En réalité, ce n’est ni la presse ni la justice qui ont compromis l’élection de François Fillon : il s’est infligé ça à lui-même. Car il n’a pas commencé à être le candidat « moral » LR hier matin. C’est une image qu’il porte depuis des lustres. C’est un positionnement dangereux parce qu’il impose au candidat d’être plus propre que ses adversaires. C’est injuste, peut-être, mais personne n’a imposé à François Fillon de choisir ce crédo plutôt qu’un autre !
Or, les faits sont établis notamment par la déclaration de patrimoine. Leur illégalité ne l’est certes pas. Mais dans une élection, c’est le lecteur, le public, l’opinion qui juge de la gravité des choses. Beaucoup trouvent l’emploi fictif éventuel de Pénélope Fillon et la hauteur de ses émoluments intolérables. D’autres clament et répètent comme pour s’en convaincre que le tiers de l’Assemblée a fait pareil. Sauf que le tiers de l’Assemblée n’a pas pour autant employé fictivement des parents, et que ce tiers n’est pas candidat à la fonction suprême.

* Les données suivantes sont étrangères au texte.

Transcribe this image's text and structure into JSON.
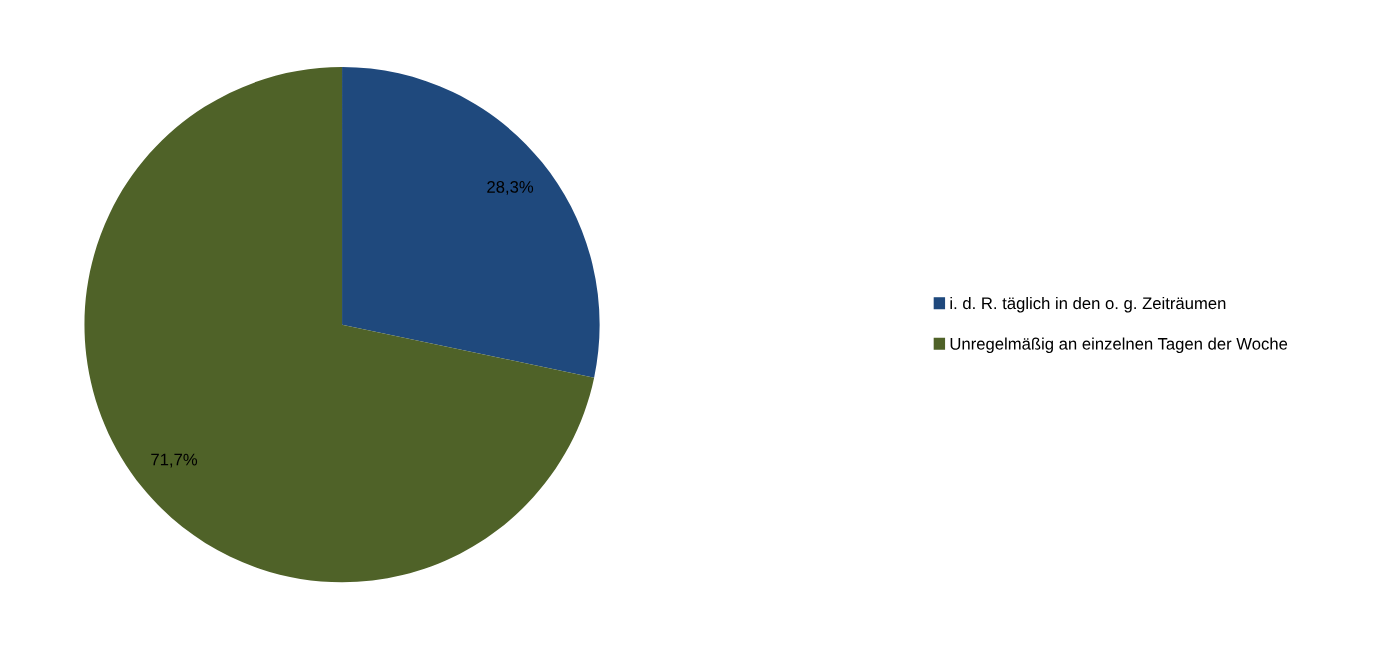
{
  "chart_data": {
    "type": "pie",
    "categories": [
      "i. d. R. täglich in den o. g. Zeiträumen",
      "Unregelmäßig an einzelnen Tagen der Woche"
    ],
    "values": [
      28.3,
      71.7
    ],
    "colors": [
      "#1f497d",
      "#4f6228"
    ],
    "value_labels": [
      "28,3%",
      "71,7%"
    ],
    "legend": "right"
  }
}
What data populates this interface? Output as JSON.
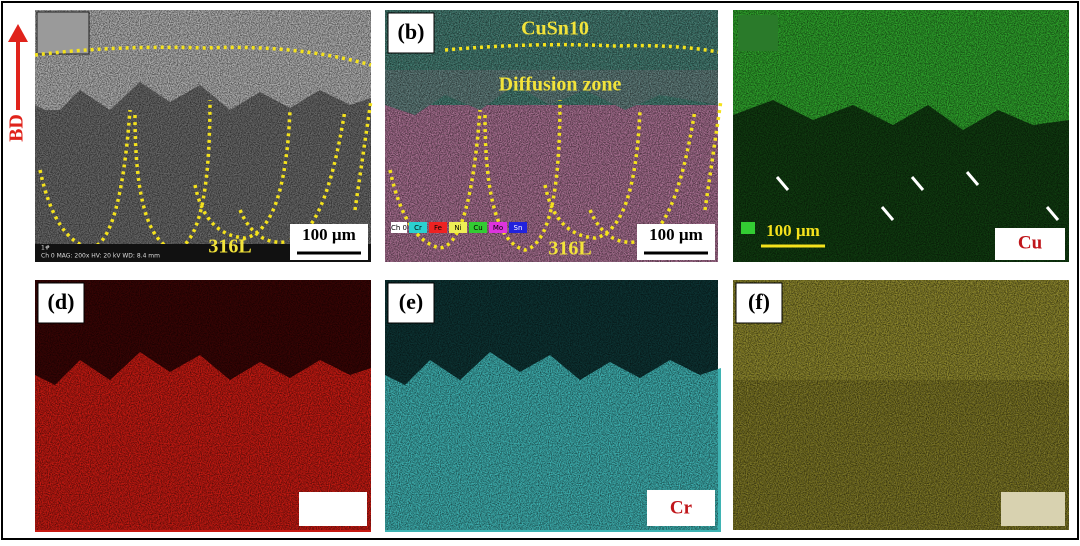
{
  "build_direction": "BD",
  "panels": [
    {
      "label_bottom": "316L",
      "scale_bar": "100 µm",
      "footer": "Ch 0   MAG: 200x   HV: 20 kV   WD: 8.4 mm",
      "corner": "1#"
    },
    {
      "label": "(b)",
      "top_text": "CuSn10",
      "middle_text": "Diffusion zone",
      "label_bottom": "316L",
      "scale_bar": "100 µm",
      "legend": [
        "Ch 0",
        "Cr",
        "Fe",
        "Ni",
        "Cu",
        "Mo",
        "Sn"
      ]
    },
    {
      "scale_bar": "100 µm",
      "element": "Cu"
    },
    {
      "label": "(d)"
    },
    {
      "label": "(e)",
      "element": "Cr"
    },
    {
      "label": "(f)"
    }
  ]
}
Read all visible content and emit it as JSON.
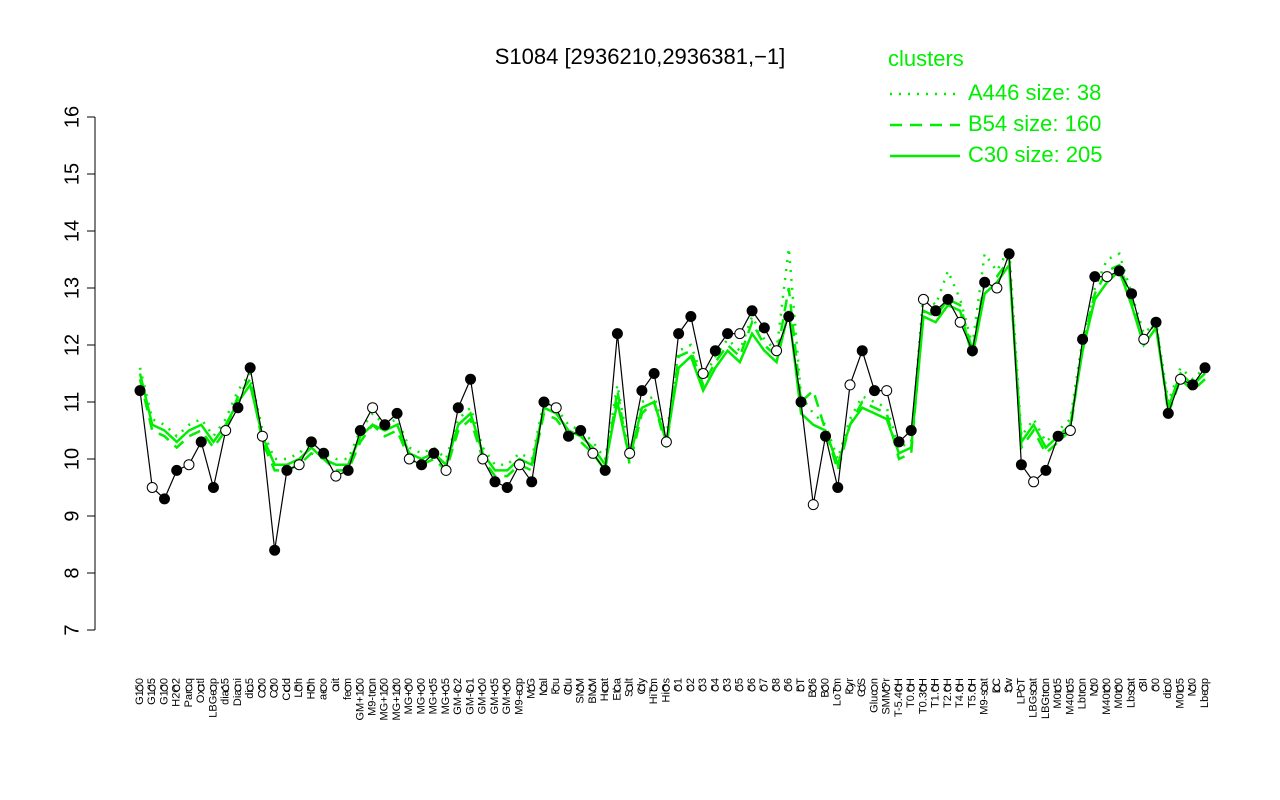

François Fillon l’a dit lui-même en octobre : un ministre, un député n’est pas un citoyen comme un autre. Aujourd’hui, il se plaint qu’on ne le traite pas comme n’importe quel autre citoyen ! Le moraliste a disparu. Il se pose désormais en victime et en résistant. En réalité, il n’est victime que de sa propre incohérence, et il ne résiste qu’à ce qu’il a auparavant défendu.
Fillon résiste désormais à tout ce qu’il a défendu au nom de la morale.
L’opinion est donc confrontée à des faits irréfutables et irréfutés. Tout le monde peut voir les montants payés à Pénélope et à ses enfants. Et comparer aux salaires d’autres assistantes. Peu importe la légalité, le népotisme, lui, est patent.
Tout le monde a pu écouter Pénélope Fillon sous-entendre qu’elle n’était pas l’assistante de son mari — même si ce n’était pas une vraie preuve, l’interview n’est qu’un élément d’un faisceau d’indices déjà lourd : le moins qu’on puisse dire, c’est qu’on n’en a pas trouvé beaucoup du travail effectif de Pénélope Fillon. Or, tout travail qui « mérite » de 1.500 à 6 000 € par mois laisse des traces. Et des témoins. Quand on se charge de recevoir les citoyens ou de décrocher le téléphone, par exemple. Pourtant, la campagne Fillon n’a — sauf erreur de ma part — montré aucun-e de ces citoyen-ne-s reçu-e-s par Pénélope Fillon. Terrible absence.
C’est encore pire quand on est chroniqueuse à la Revue des Deux Mondes, extrêmement bien rémunérée, et qu’on peine à présenter son travail. Ça, c’est impossible. Même si Pénélope écrivait à la plume d’oie — ce qui colle bien à la vie de château —, il doit y avoir des mails, une correspondance, des archives à la Revue.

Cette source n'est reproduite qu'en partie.